Walter McCrone was furious. More tilting-at-windmills. Was he trying to defend his solo visual observations against “two different groups of presumably good scientists” or was he claiming that PLM was unjustly being replaced with newer technology? “I hope something can be done,” he writes, “to convince scientists to use the proper technique and instruments to solve today’s analytical problems.” He continued:

Up to now I’ve been able to maintain my equilibrium and even my sense of humor in the face of being ignored or being insulted-one post-card stated “Old man Walter C. McCrone is an incompetent senile old fart who belongs in the nuthouse. That old fraud fudges data on an unprecedented scale [signed] Citizens for Scientific Honesty". . . .

Lately and especially after the recent Yale Symposium, I find it more difficult to see the humor in these situations. From a scientific point-of-view, these two problems were not difficult to solve, especially if one uses PLM and other ultramicro techniques and instruments on tiny particle samples rather than trace analysis techniques on millimeter samples like PIXE, Cahill’s instrument. No one other than McCrone working on these two fakes used light and electron microscopes. Instead, others looked for traces using good but inadequate and inappropriate trace analysis techniques. These are not intended for problems like VM or the Shroud.

I had hoped solving these problems using PLM then using other proper ultramicroanalytical instrumentation for confirmation would help PLM recover its lost position in analytical chemistry. PLM has been cheated out of this recovery and is rapidly sliding into oblivion. This situation is now no longer funny, and I am looking for ways to redress this wrong. It seems to me to be a matter for the attention of the American Academy of Sciences.

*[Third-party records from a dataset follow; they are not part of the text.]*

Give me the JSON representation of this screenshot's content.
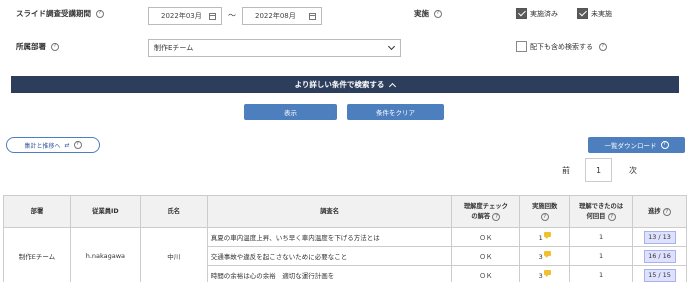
{
  "filters": {
    "slide_period_label": "スライド調査受講期間",
    "date_from": "2022年03月",
    "date_sep": "～",
    "date_to": "2022年08月",
    "implement_label": "実施",
    "implement_done": "実施済み",
    "implement_not_done": "未実施",
    "dept_label": "所属部署",
    "dept_value": "制作Eチーム",
    "include_sub_label": "配下も含め検索する",
    "include_sub_checked": false,
    "implement_done_checked": true,
    "implement_not_done_checked": true
  },
  "advanced_bar_label": "より詳しい条件で検索する",
  "buttons": {
    "display": "表示",
    "clear": "条件をクリア",
    "history": "集計と推移へ",
    "history_icon": "⇄",
    "download": "一覧ダウンロード"
  },
  "pagination": {
    "prev": "前",
    "current": "1",
    "next": "次"
  },
  "table": {
    "headers": {
      "dept": "部署",
      "emp_id": "従業員ID",
      "name": "氏名",
      "course": "調査名",
      "check": [
        "理解度チェック",
        "の解答"
      ],
      "count": "実施回数",
      "understood": [
        "理解できたのは",
        "何回目"
      ],
      "progress": "進捗"
    },
    "group": {
      "dept": "制作Eチーム",
      "emp_id": "h.nakagawa",
      "name": "中川"
    },
    "rows": [
      {
        "course": "真夏の車内温度上昇、いち早く車内温度を下げる方法とは",
        "check": "ＯＫ",
        "count": "1",
        "understood": "1",
        "progress": "13 / 13"
      },
      {
        "course": "交通事故や違反を起こさないために必要なこと",
        "check": "ＯＫ",
        "count": "3",
        "understood": "1",
        "progress": "16 / 16"
      },
      {
        "course": "時間の余裕は心の余裕　適切な運行計画を",
        "check": "ＯＫ",
        "count": "3",
        "understood": "1",
        "progress": "15 / 15"
      }
    ]
  },
  "colors": {
    "bar": "#2c3e5c",
    "button": "#4d7fbf",
    "progress_bg": "#dfe2ff"
  },
  "icons": {
    "help": "help-circle-icon",
    "calendar": "calendar-icon",
    "chevron": "chevron-down-icon",
    "caret": "caret-up-icon",
    "comment": "comment-bubble-icon"
  }
}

If a committee of scientists qualified in the physical methods of ultramicro particle analysis were appointed by the Academy, I am absolutely certain they would decide the VM and the Turin “Shroud” are masterpieces of art. If two different groups of presumably good scientists can be so wrong on the VM and the Shroud, what other important projects they work on may also be wrongly concluded. The situation, highlighted by the VM and Turin “Shroud,” indicates a very serious problem in science today. Far more serious than either the VM and Shroud or any individual scientist, I hope something can be done to convince scientists to use the proper technique and instruments to solve today’s analytical problems.

I get the strange feeling that newer technology was what McCrone feared most.